Dr Cappuccio says AI technology in Virtuous Robotics theory acts like a mirror on human behaviour and encourages the user to be more mindful. “It puts you in front of yourself and asks you to become aware of what you are doing,” he says.
It is in these instances, says Dr Sandoval, a robotics specialist from UNSW Art & Design, that Virtuous Robotics looks at how we can use AI technology to make us better as human beings “in self-improvement, education and in creating good habits, with the ultimate goal being about us becoming better people”.

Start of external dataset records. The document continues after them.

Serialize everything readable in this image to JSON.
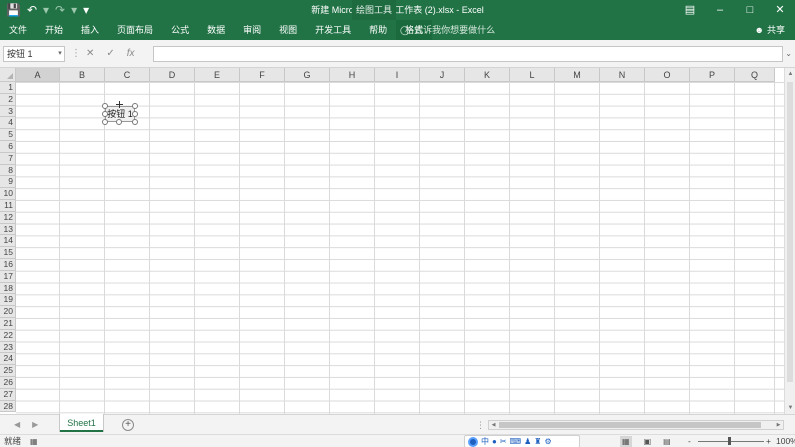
{
  "titlebar": {
    "title": "新建 Microsoft Excel 工作表 (2).xlsx  -  Excel",
    "contextual_tab": "绘图工具",
    "save_icon": "save-icon",
    "undo_icon": "undo-icon",
    "redo_icon": "redo-icon"
  },
  "ribbon": {
    "tabs": [
      {
        "label": "文件"
      },
      {
        "label": "开始"
      },
      {
        "label": "插入"
      },
      {
        "label": "页面布局"
      },
      {
        "label": "公式"
      },
      {
        "label": "数据"
      },
      {
        "label": "审阅"
      },
      {
        "label": "视图"
      },
      {
        "label": "开发工具"
      },
      {
        "label": "帮助"
      },
      {
        "label": "格式"
      }
    ],
    "active_tab": "格式",
    "tell_me": "告诉我你想要做什么",
    "share": "共享"
  },
  "formula_bar": {
    "name_box": "按钮 1",
    "cancel": "✕",
    "enter": "✓",
    "fx": "fx",
    "formula": ""
  },
  "grid": {
    "columns": [
      "A",
      "B",
      "C",
      "D",
      "E",
      "F",
      "G",
      "H",
      "I",
      "J",
      "K",
      "L",
      "M",
      "N",
      "O",
      "P",
      "Q"
    ],
    "rows": [
      "1",
      "2",
      "3",
      "4",
      "5",
      "6",
      "7",
      "8",
      "9",
      "10",
      "11",
      "12",
      "13",
      "14",
      "15",
      "16",
      "17",
      "18",
      "19",
      "20",
      "21",
      "22",
      "23",
      "24",
      "25",
      "26",
      "27",
      "28"
    ],
    "selected_column": "A"
  },
  "form_button": {
    "label": "按钮 1"
  },
  "sheets": {
    "tabs": [
      {
        "label": "Sheet1"
      }
    ],
    "add_label": "+"
  },
  "status_bar": {
    "ready": "就绪",
    "ime_lang": "中",
    "zoom": "100%",
    "zoom_minus": "-",
    "zoom_plus": "+"
  },
  "colors": {
    "excel_green": "#217346"
  }
}
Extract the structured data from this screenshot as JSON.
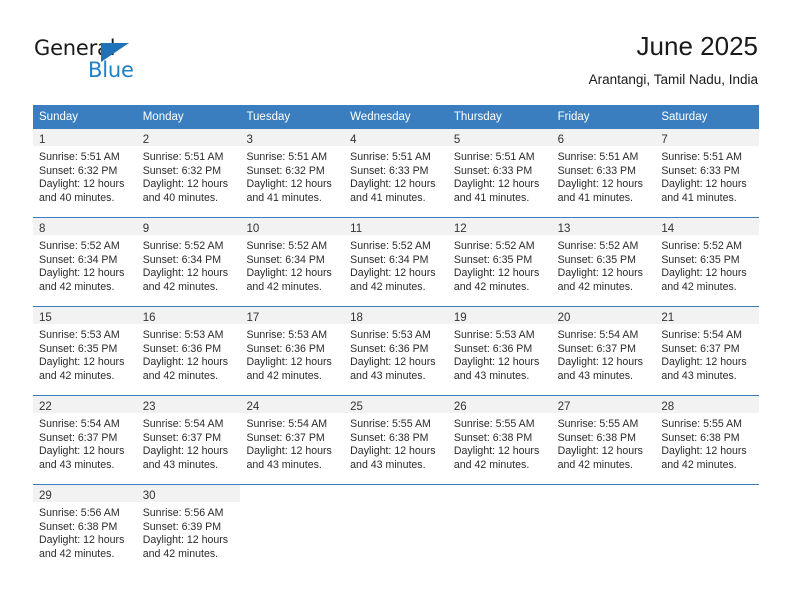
{
  "brand": {
    "name_top": "General",
    "name_bottom": "Blue",
    "accent_color": "#2081c6",
    "triangle_color": "#1f72b8"
  },
  "header": {
    "title": "June 2025",
    "subtitle": "Arantangi, Tamil Nadu, India"
  },
  "calendar": {
    "header_bg": "#3a7ebf",
    "header_text_color": "#ffffff",
    "daynum_band_bg": "#f2f2f2",
    "weekdays": [
      "Sunday",
      "Monday",
      "Tuesday",
      "Wednesday",
      "Thursday",
      "Friday",
      "Saturday"
    ],
    "weeks": [
      [
        {
          "day": "1",
          "sunrise": "Sunrise: 5:51 AM",
          "sunset": "Sunset: 6:32 PM",
          "daylight_1": "Daylight: 12 hours",
          "daylight_2": "and 40 minutes."
        },
        {
          "day": "2",
          "sunrise": "Sunrise: 5:51 AM",
          "sunset": "Sunset: 6:32 PM",
          "daylight_1": "Daylight: 12 hours",
          "daylight_2": "and 40 minutes."
        },
        {
          "day": "3",
          "sunrise": "Sunrise: 5:51 AM",
          "sunset": "Sunset: 6:32 PM",
          "daylight_1": "Daylight: 12 hours",
          "daylight_2": "and 41 minutes."
        },
        {
          "day": "4",
          "sunrise": "Sunrise: 5:51 AM",
          "sunset": "Sunset: 6:33 PM",
          "daylight_1": "Daylight: 12 hours",
          "daylight_2": "and 41 minutes."
        },
        {
          "day": "5",
          "sunrise": "Sunrise: 5:51 AM",
          "sunset": "Sunset: 6:33 PM",
          "daylight_1": "Daylight: 12 hours",
          "daylight_2": "and 41 minutes."
        },
        {
          "day": "6",
          "sunrise": "Sunrise: 5:51 AM",
          "sunset": "Sunset: 6:33 PM",
          "daylight_1": "Daylight: 12 hours",
          "daylight_2": "and 41 minutes."
        },
        {
          "day": "7",
          "sunrise": "Sunrise: 5:51 AM",
          "sunset": "Sunset: 6:33 PM",
          "daylight_1": "Daylight: 12 hours",
          "daylight_2": "and 41 minutes."
        }
      ],
      [
        {
          "day": "8",
          "sunrise": "Sunrise: 5:52 AM",
          "sunset": "Sunset: 6:34 PM",
          "daylight_1": "Daylight: 12 hours",
          "daylight_2": "and 42 minutes."
        },
        {
          "day": "9",
          "sunrise": "Sunrise: 5:52 AM",
          "sunset": "Sunset: 6:34 PM",
          "daylight_1": "Daylight: 12 hours",
          "daylight_2": "and 42 minutes."
        },
        {
          "day": "10",
          "sunrise": "Sunrise: 5:52 AM",
          "sunset": "Sunset: 6:34 PM",
          "daylight_1": "Daylight: 12 hours",
          "daylight_2": "and 42 minutes."
        },
        {
          "day": "11",
          "sunrise": "Sunrise: 5:52 AM",
          "sunset": "Sunset: 6:34 PM",
          "daylight_1": "Daylight: 12 hours",
          "daylight_2": "and 42 minutes."
        },
        {
          "day": "12",
          "sunrise": "Sunrise: 5:52 AM",
          "sunset": "Sunset: 6:35 PM",
          "daylight_1": "Daylight: 12 hours",
          "daylight_2": "and 42 minutes."
        },
        {
          "day": "13",
          "sunrise": "Sunrise: 5:52 AM",
          "sunset": "Sunset: 6:35 PM",
          "daylight_1": "Daylight: 12 hours",
          "daylight_2": "and 42 minutes."
        },
        {
          "day": "14",
          "sunrise": "Sunrise: 5:52 AM",
          "sunset": "Sunset: 6:35 PM",
          "daylight_1": "Daylight: 12 hours",
          "daylight_2": "and 42 minutes."
        }
      ],
      [
        {
          "day": "15",
          "sunrise": "Sunrise: 5:53 AM",
          "sunset": "Sunset: 6:35 PM",
          "daylight_1": "Daylight: 12 hours",
          "daylight_2": "and 42 minutes."
        },
        {
          "day": "16",
          "sunrise": "Sunrise: 5:53 AM",
          "sunset": "Sunset: 6:36 PM",
          "daylight_1": "Daylight: 12 hours",
          "daylight_2": "and 42 minutes."
        },
        {
          "day": "17",
          "sunrise": "Sunrise: 5:53 AM",
          "sunset": "Sunset: 6:36 PM",
          "daylight_1": "Daylight: 12 hours",
          "daylight_2": "and 42 minutes."
        },
        {
          "day": "18",
          "sunrise": "Sunrise: 5:53 AM",
          "sunset": "Sunset: 6:36 PM",
          "daylight_1": "Daylight: 12 hours",
          "daylight_2": "and 43 minutes."
        },
        {
          "day": "19",
          "sunrise": "Sunrise: 5:53 AM",
          "sunset": "Sunset: 6:36 PM",
          "daylight_1": "Daylight: 12 hours",
          "daylight_2": "and 43 minutes."
        },
        {
          "day": "20",
          "sunrise": "Sunrise: 5:54 AM",
          "sunset": "Sunset: 6:37 PM",
          "daylight_1": "Daylight: 12 hours",
          "daylight_2": "and 43 minutes."
        },
        {
          "day": "21",
          "sunrise": "Sunrise: 5:54 AM",
          "sunset": "Sunset: 6:37 PM",
          "daylight_1": "Daylight: 12 hours",
          "daylight_2": "and 43 minutes."
        }
      ],
      [
        {
          "day": "22",
          "sunrise": "Sunrise: 5:54 AM",
          "sunset": "Sunset: 6:37 PM",
          "daylight_1": "Daylight: 12 hours",
          "daylight_2": "and 43 minutes."
        },
        {
          "day": "23",
          "sunrise": "Sunrise: 5:54 AM",
          "sunset": "Sunset: 6:37 PM",
          "daylight_1": "Daylight: 12 hours",
          "daylight_2": "and 43 minutes."
        },
        {
          "day": "24",
          "sunrise": "Sunrise: 5:54 AM",
          "sunset": "Sunset: 6:37 PM",
          "daylight_1": "Daylight: 12 hours",
          "daylight_2": "and 43 minutes."
        },
        {
          "day": "25",
          "sunrise": "Sunrise: 5:55 AM",
          "sunset": "Sunset: 6:38 PM",
          "daylight_1": "Daylight: 12 hours",
          "daylight_2": "and 43 minutes."
        },
        {
          "day": "26",
          "sunrise": "Sunrise: 5:55 AM",
          "sunset": "Sunset: 6:38 PM",
          "daylight_1": "Daylight: 12 hours",
          "daylight_2": "and 42 minutes."
        },
        {
          "day": "27",
          "sunrise": "Sunrise: 5:55 AM",
          "sunset": "Sunset: 6:38 PM",
          "daylight_1": "Daylight: 12 hours",
          "daylight_2": "and 42 minutes."
        },
        {
          "day": "28",
          "sunrise": "Sunrise: 5:55 AM",
          "sunset": "Sunset: 6:38 PM",
          "daylight_1": "Daylight: 12 hours",
          "daylight_2": "and 42 minutes."
        }
      ],
      [
        {
          "day": "29",
          "sunrise": "Sunrise: 5:56 AM",
          "sunset": "Sunset: 6:38 PM",
          "daylight_1": "Daylight: 12 hours",
          "daylight_2": "and 42 minutes."
        },
        {
          "day": "30",
          "sunrise": "Sunrise: 5:56 AM",
          "sunset": "Sunset: 6:39 PM",
          "daylight_1": "Daylight: 12 hours",
          "daylight_2": "and 42 minutes."
        },
        {
          "day": "",
          "sunrise": "",
          "sunset": "",
          "daylight_1": "",
          "daylight_2": ""
        },
        {
          "day": "",
          "sunrise": "",
          "sunset": "",
          "daylight_1": "",
          "daylight_2": ""
        },
        {
          "day": "",
          "sunrise": "",
          "sunset": "",
          "daylight_1": "",
          "daylight_2": ""
        },
        {
          "day": "",
          "sunrise": "",
          "sunset": "",
          "daylight_1": "",
          "daylight_2": ""
        },
        {
          "day": "",
          "sunrise": "",
          "sunset": "",
          "daylight_1": "",
          "daylight_2": ""
        }
      ]
    ]
  }
}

An example of a Virtuous Robot is Kasper (Kinesics and Synchronisation in Personal Assistant Robot).
Kasper is a child-size humanoid that UNSW acquired following a collaboration with the University of Hertfordshire, UK, where the companion robot was first built in 2005.
The robot is designed to assist children with autism and learning difficulties.
Professor Mari Velonaki, founder and director of UNSW’s world-class Creative Robotics Lab, says Kasper teaches the children socially acceptable behaviours, for example by saying “that hurts” when the child hits it, or “that feels good” when the child touches the robot in a gentle way.
“Kasper does not replace the therapist, the social network, the family, or school,” Prof. Velonaki says. “It is just a robot to help them learn social behaviours, to play, and to experiment with.”
Prof. Velonaki agrees with Dr Cappuccio’s approach to machine ethics, and as someone who has been building robots for at least 20 years, she says the industry needs to take this multi-disciplinary approach.
“It's not complementary, it is essential. And it has to be there from the very beginning when designing a system,” she says. “You need to have people who are doing interactive design, ethicists, people from the social sciences, artificial intelligence, and mechatronics.
“Because we’re not talking about systems that are isolated in a factory manufacturing cars, we're talking about systems that in the near future will be implemented within a social structure.”
Prof. Velonaki says we need to start thinking about some of these existential questions now as AI technology advances. “Because maybe in 30 years from now systems might be a lot more a biotech — combining the biological and technical.”
In general, Dr Cappuccio says, virtuous robotics applies to all the fields of human development and human flourishing.
“Whenever there are moral skills involved, for example such as having greater self-awareness over such vices as smoking, alcohol or diet, virtuous robotics can be helpful to anybody wanting to increase their control over their behaviours,” he says.
And social robots are more successful in cultivating virtue in humans than mobile phone apps, says Dr Sandoval, who attempted a self-experimentation with exercise and meditation apps on his mobile phone.
“So far, human interaction is the most effective way to cultivate virtue,” Dr Sandoval says. “But probably the second-best way to cultivate virtue is with social robots which have an embodiment, and don't rely on screens to perform the interaction with people.”